The key to avoiding this is to start the concurrent marking cycle earlier. This is controlled by the InitiatingHeapOccupancyPercent
(IHOP).
-XX:InitiatingHeapOccupancyPercent=45
The default is often 45, but if you’re seeing concurrent mode failures, I might lower this to 40 or even 35. It tells the G1 collector to start its background marking cycle when the old generation is less full, giving it more breathing room to finish before the application runs out of memory.
The Metaspace, which replaced the Permanent Generation (PermGen), holds class metadata. If not managed, it can be a source of memory leaks, especially in applications that dynamically generate and load classes.
It’s critical to set bounds on the Metaspace.
-XX:MaxMetaspaceSize=256m -XX:MetaspaceSize=64m
MetaspaceSize
is the initial size. When this is reached, the JVM will resize it and trigger a GC. MaxMetaspaceSize
is the hard limit. Without it, the Metaspace could grow indefinitely, eventually leading to an OutOfMemoryError
. Setting these parameters protects your application from class loader related memory issues.
You can give the JVM goals and let its ergonomics engine figure out the best way to achieve them. The MaxGCPauseMillis
parameter tells the JVM your desired maximum pause time target.
-XX:MaxGCPauseMillis=200
This is a goal, not a guarantee. The JVM will try to keep most pauses below 200ms. The GCTimeRatio
specifies the desired ratio of GC time to application time.
-XX:GCTimeRatio=99
This value is calculated as 1 / (1 + GCTimeRatio)

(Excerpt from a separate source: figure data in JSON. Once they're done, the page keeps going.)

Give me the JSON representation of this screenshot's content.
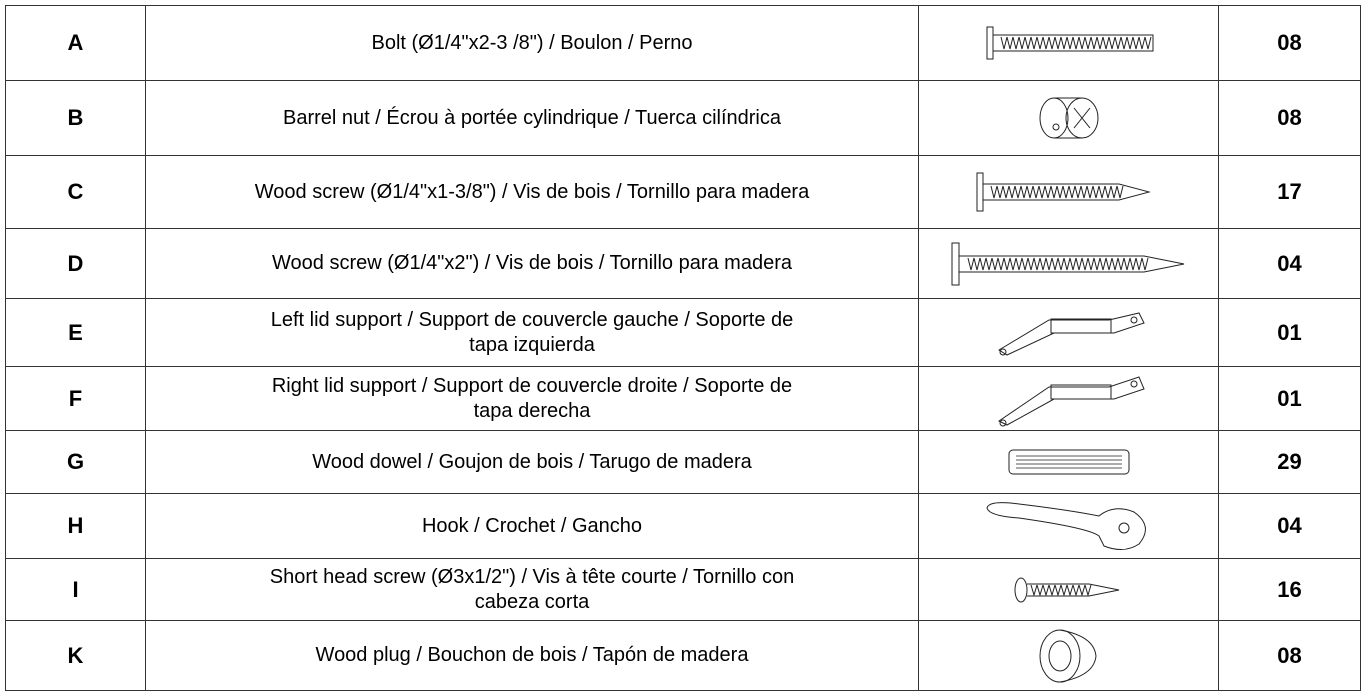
{
  "table": {
    "rows": [
      [
        "A",
        [
          "Bolt (Ø1/4\"x2-3 /8\") / Boulon / Perno"
        ],
        "08"
      ],
      [
        "B",
        [
          "Barrel nut / Écrou à portée cylindrique / Tuerca cilíndrica"
        ],
        "08"
      ],
      [
        "C",
        [
          "Wood screw (Ø1/4\"x1-3/8\") / Vis de bois / Tornillo para madera"
        ],
        "17"
      ],
      [
        "D",
        [
          "Wood screw (Ø1/4\"x2\") / Vis de bois / Tornillo para madera"
        ],
        "04"
      ],
      [
        "E",
        [
          "Left lid support / Support de couvercle gauche / Soporte de",
          "tapa izquierda"
        ],
        "01"
      ],
      [
        "F",
        [
          "Right lid support / Support de couvercle droite / Soporte de",
          "tapa derecha"
        ],
        "01"
      ],
      [
        "G",
        [
          "Wood dowel / Goujon de bois / Tarugo de madera"
        ],
        "29"
      ],
      [
        "H",
        [
          "Hook / Crochet / Gancho"
        ],
        "04"
      ],
      [
        "I",
        [
          "Short head screw (Ø3x1/2\") / Vis à tête courte / Tornillo con",
          "cabeza corta"
        ],
        "16"
      ],
      [
        "K",
        [
          "Wood plug / Bouchon de bois / Tapón de madera"
        ],
        "08"
      ]
    ]
  }
}
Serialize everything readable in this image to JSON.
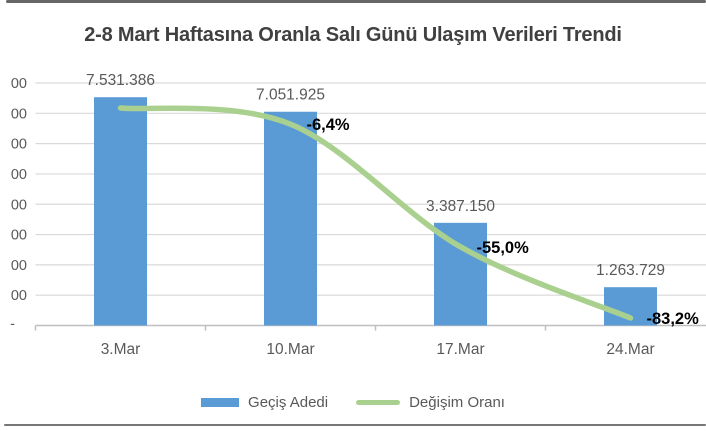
{
  "card": {
    "title": "2-8 Mart Haftasına Oranla Salı Günü Ulaşım Verileri Trendi"
  },
  "legend": {
    "items": [
      {
        "label": "Geçiş Adedi",
        "marker": "bar-swatch",
        "color": "#5b9bd5"
      },
      {
        "label": "Değişim Oranı",
        "marker": "line-swatch",
        "color": "#a9d08e"
      }
    ]
  },
  "chart_data": {
    "type": "combo",
    "title": "2-8 Mart Haftasına Oranla Salı Günü Ulaşım Verileri Trendi",
    "categories": [
      "3.Mar",
      "10.Mar",
      "17.Mar",
      "24.Mar"
    ],
    "series": [
      {
        "name": "Geçiş Adedi",
        "type": "bar",
        "color": "#5b9bd5",
        "values": [
          7531386,
          7051925,
          3387150,
          1263729
        ],
        "labels": [
          "7.531.386",
          "7.051.925",
          "3.387.150",
          "1.263.729"
        ]
      },
      {
        "name": "Değişim Oranı",
        "type": "line",
        "color": "#a9d08e",
        "values": [
          0,
          -6.4,
          -55.0,
          -83.2
        ],
        "labels": [
          "",
          "-6,4%",
          "-55,0%",
          "-83,2%"
        ]
      }
    ],
    "y_axis": {
      "min": 0,
      "max": 8000000,
      "step": 1000000,
      "visible_tick_texts": [
        "00",
        "00",
        "00",
        "00",
        "00",
        "00",
        "00",
        "00"
      ],
      "zero_tick_text": "-"
    },
    "grid": "horizontal",
    "legend_position": "bottom",
    "colors": {
      "bar": "#5b9bd5",
      "line": "#a9d08e",
      "gridline": "#d9d9d9",
      "axis": "#bfbfbf",
      "text_gray": "#595959",
      "title": "#404040",
      "percent_label": "#000000"
    }
  }
}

. So a ratio of 99 means the goal is to spend no more than 1% of the total time in garbage collection. The JVM will use these two goals to dynamically adjust heap sizes and other internal parameters.

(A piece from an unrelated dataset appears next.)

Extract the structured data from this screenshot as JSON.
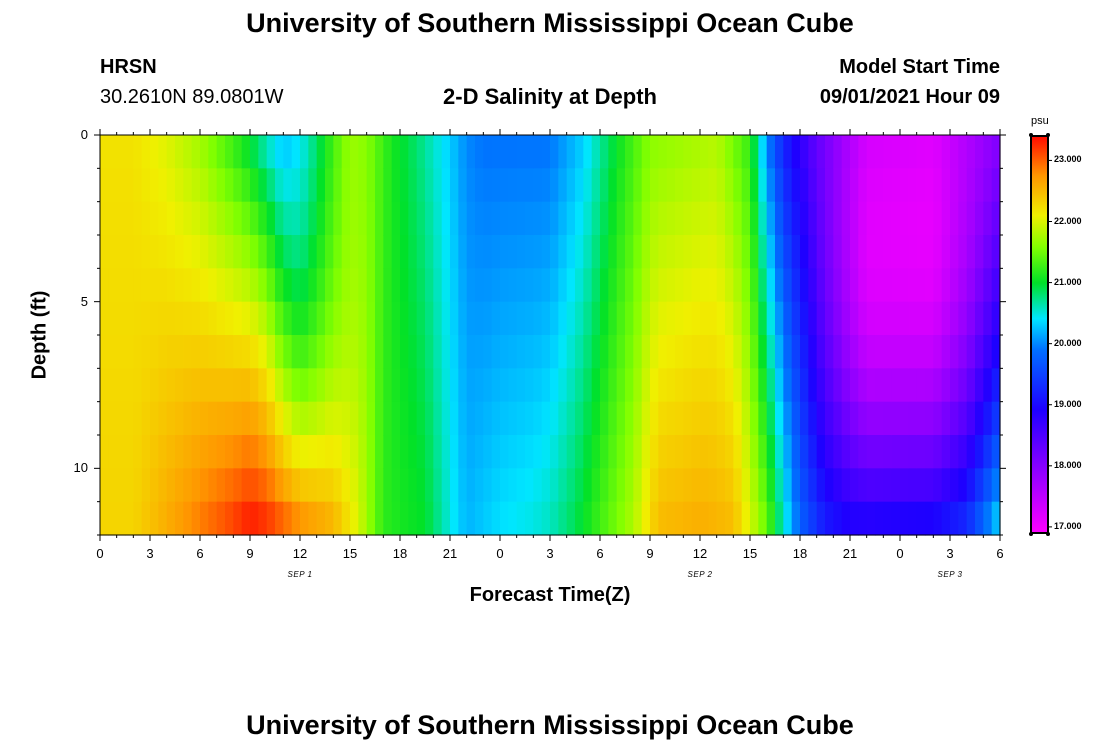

Sometimes the automatic tuning needs a nudge in the right direction. To understand why the JVM is making certain decisions, you can enable diagnostic flags.
-XX:+PrintAdaptiveSizePolicy -XX:+PrintTenuringDistribution
PrintAdaptiveSizePolicy
logs the reasons behind the JVM’s resizing decisions for the heap and its generations. PrintTenuringDistribution
shows a histogram of object ages in the Survivor spaces before a collection. This is incredibly useful for fine-tuning the Survivor ratios and tenure threshold, showing you exactly how objects are surviving and being promoted.
All this tuning is not a set-it-and-forget-it operation. It’s an iterative process. I always start by establishing a performance baseline under a realistic load. Then, I change one parameter at a time. Making multiple changes simultaneously makes it impossible to know which one provided a benefit or caused a regression.
After each change, I run the same load test and compare the results against the baseline. I look at key metrics: average and maximum pause times, throughput, and overall memory footprint. Only when I’m confident a change is stable and beneficial do I consider rolling it out to a production environment. Even then, I do it cautiously, watching the monitoring systems closely for any unexpected behavior. Tuning garbage collection is a continuous conversation with your JVM, and listening to what it tells you is the most important skill of all.